Tuesday, December 04, 2007

Midnight in Bethlehem, and not a Christian in the House

I have always found it strange how few organized Christian groups like Presbyterians or the World Council of Churches, (who will rally at any alleged Israeli (Jewish) outrage and propose boycott on a dime), are silent and deaf when it comes to the plight of their co-religionists under the Palestinian Authority. And I am not the only one who has noticed. The Jerusalem Post carried this report:
The ever-dwindling Christian communities living in Palestinian-run territories in the West Bank and Gaza are likely to dissipate completely within the next 15 years as a result of increasing Muslim persecution and maltreatment, an Israeli scholar said Monday."The systematic persecution of Christian Arabs living in Palestinian areas is being met with nearly total silence by the international community, human rights activists, the media and NGOs," said Justus Reid Weiner, an international human rights lawyer in an address at the Jerusalem Center for Public Affairs, where he serves as a scholar in residence.

He cited Muslim harassment and persecution as the main cause of the "acute human rights crisis" facing Christian Arabs, and predicted that unless governments or institutions step in to remedy the situation - such as with job opportunities - there will be no more Christian communities living in the Palestinians territories within 15 years, with only a few Western Christians and top clergymen left in the area.
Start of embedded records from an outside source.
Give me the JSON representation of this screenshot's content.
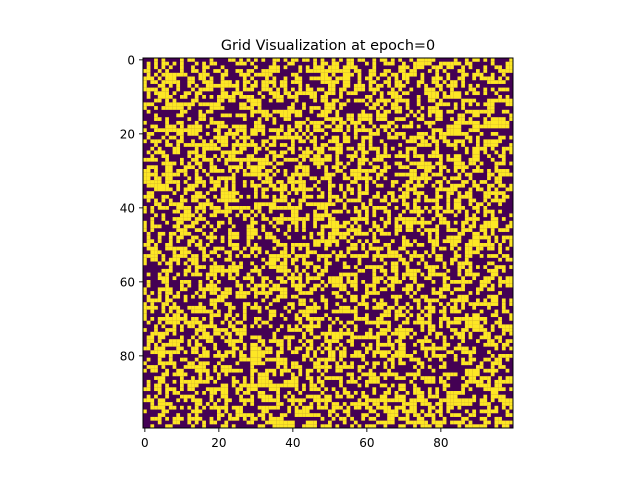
{
  "chart_data": {
    "type": "heatmap",
    "title": "Grid Visualization at epoch=0",
    "xlabel": "",
    "ylabel": "",
    "rows": 100,
    "cols": 100,
    "value_range": [
      0,
      1
    ],
    "fraction_ones": 0.5,
    "xlim": [
      -0.5,
      99.5
    ],
    "ylim": [
      99.5,
      -0.5
    ],
    "x_ticks": [
      0,
      20,
      40,
      60,
      80
    ],
    "y_ticks": [
      0,
      20,
      40,
      60,
      80
    ],
    "x_tick_labels": [
      "0",
      "20",
      "40",
      "60",
      "80"
    ],
    "y_tick_labels": [
      "0",
      "20",
      "40",
      "60",
      "80"
    ],
    "colors": {
      "zero": "#440154",
      "one": "#fde725"
    },
    "grid": false,
    "legend": "none",
    "colorbar": false
  }
}
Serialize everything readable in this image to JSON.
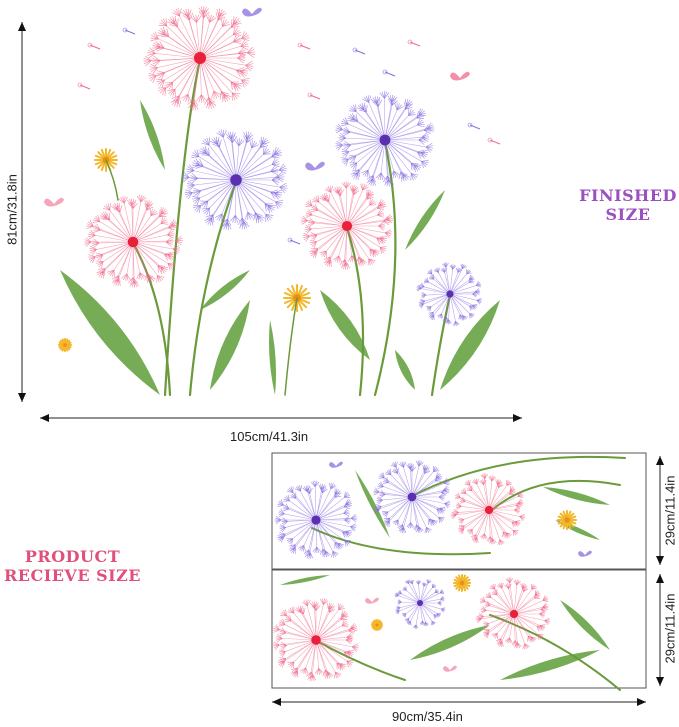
{
  "finished": {
    "label_line1": "FINISHED",
    "label_line2": "SIZE",
    "height_label": "81cm/31.8in",
    "width_label": "105cm/41.3in",
    "label_color": "#9b4fc0"
  },
  "received": {
    "label_line1": "PRODUCT",
    "label_line2": "RECIEVE SIZE",
    "sheet1_height_label": "29cm/11.4in",
    "sheet2_height_label": "29cm/11.4in",
    "width_label": "90cm/35.4in",
    "label_color": "#e0507a",
    "sheet_count": 2
  },
  "colors": {
    "pink": "#f06a8a",
    "red_center": "#e8203a",
    "purple": "#8a6ee0",
    "purple_center": "#5a2fb0",
    "leaf": "#5f9e3a",
    "stem": "#6a9a3a",
    "yellow": "#f2b72a"
  }
}
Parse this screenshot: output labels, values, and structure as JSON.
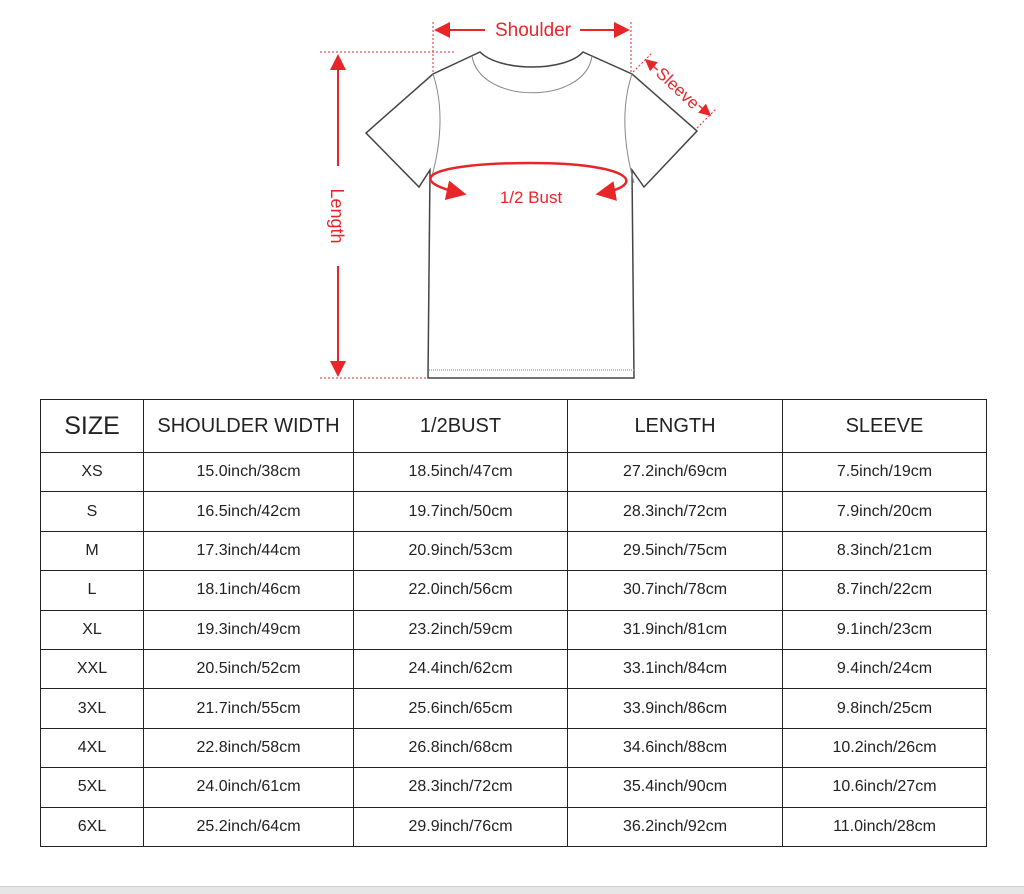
{
  "diagram": {
    "labels": {
      "shoulder": "Shoulder",
      "sleeve": "Sleeve",
      "bust": "1/2 Bust",
      "length": "Length"
    },
    "accent_color": "#e8262a",
    "outline_color": "#444444"
  },
  "table": {
    "headers": [
      "SIZE",
      "SHOULDER WIDTH",
      "1/2BUST",
      "LENGTH",
      "SLEEVE"
    ],
    "rows": [
      [
        "XS",
        "15.0inch/38cm",
        "18.5inch/47cm",
        "27.2inch/69cm",
        "7.5inch/19cm"
      ],
      [
        "S",
        "16.5inch/42cm",
        "19.7inch/50cm",
        "28.3inch/72cm",
        "7.9inch/20cm"
      ],
      [
        "M",
        "17.3inch/44cm",
        "20.9inch/53cm",
        "29.5inch/75cm",
        "8.3inch/21cm"
      ],
      [
        "L",
        "18.1inch/46cm",
        "22.0inch/56cm",
        "30.7inch/78cm",
        "8.7inch/22cm"
      ],
      [
        "XL",
        "19.3inch/49cm",
        "23.2inch/59cm",
        "31.9inch/81cm",
        "9.1inch/23cm"
      ],
      [
        "XXL",
        "20.5inch/52cm",
        "24.4inch/62cm",
        "33.1inch/84cm",
        "9.4inch/24cm"
      ],
      [
        "3XL",
        "21.7inch/55cm",
        "25.6inch/65cm",
        "33.9inch/86cm",
        "9.8inch/25cm"
      ],
      [
        "4XL",
        "22.8inch/58cm",
        "26.8inch/68cm",
        "34.6inch/88cm",
        "10.2inch/26cm"
      ],
      [
        "5XL",
        "24.0inch/61cm",
        "28.3inch/72cm",
        "35.4inch/90cm",
        "10.6inch/27cm"
      ],
      [
        "6XL",
        "25.2inch/64cm",
        "29.9inch/76cm",
        "36.2inch/92cm",
        "11.0inch/28cm"
      ]
    ]
  }
}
"Christian leaders are being forced to abandon their followers to the forces of radical Islam," Weiner said. Facing a pernicious mixture of persecution and economic hardships as a result of years of Palestinian violence and Israeli counter-terrorism measures, tens of thousands of Christian Arabs have left the Palestinian territories for a better life in the West, in a continuing exodus which has led some Christian leaders to warn that the faith could be virtually extinct in its birthplace in a matter of decades.

The Palestinian Christian population has dipped to 1.5 percent of the West Bank and Gaza Strip, down from at least 15% a half century ago, according to some estimates. No one city in the Holy Land is more indicative of the great exodus of Christians than Bethlehem, which fell under full Palestinian control last decade as part of the Oslo Accords. The town of 30,000 is now less than 20% Christian, after decades when Christians were the majority. Elsewhere in the Palestinian territories, only about 3,000 Christians, mostly Greek Orthodox, live in the Hamas-run Gaza Strip, out of a strongly conservative Muslim population of 1.4 million.

"In a society where Arab Christians have no voice and no protection it is no surprise that they are leaving," he said. In his address, Weiner pointedly downplayed the effects that Israeli security measures, such as the security barrier being built between Israel and the West Bank, have had on the Christian Arabs living in the West Bank.

The barrier, which is especially conspicuous at the entrance to Bethlehem where it is a concrete wall, is an issue which many Palestinian Christian clerics have pointed to, along with the ongoing Israeli-Palestinian conflict, as a central cause of Christian emigration. Weiner argued there was a "180 degree difference" between the public statements coming out of the mainstream Christian leadership in the Holy Land - who "sing the PA's tune" and blame Israel for all the Christian Arabs' ills - and people's experience on the ground. "The truth is beginning to come out," he said. "The question is what is being done with the truth." His comments come just months after a prominent Christian activist, Rami Khader Ayyad, 32, was killed in Gaza.
Imagine, midnight Christmas Eve in Bethlehem and not a single Christian in Church of the Nativity.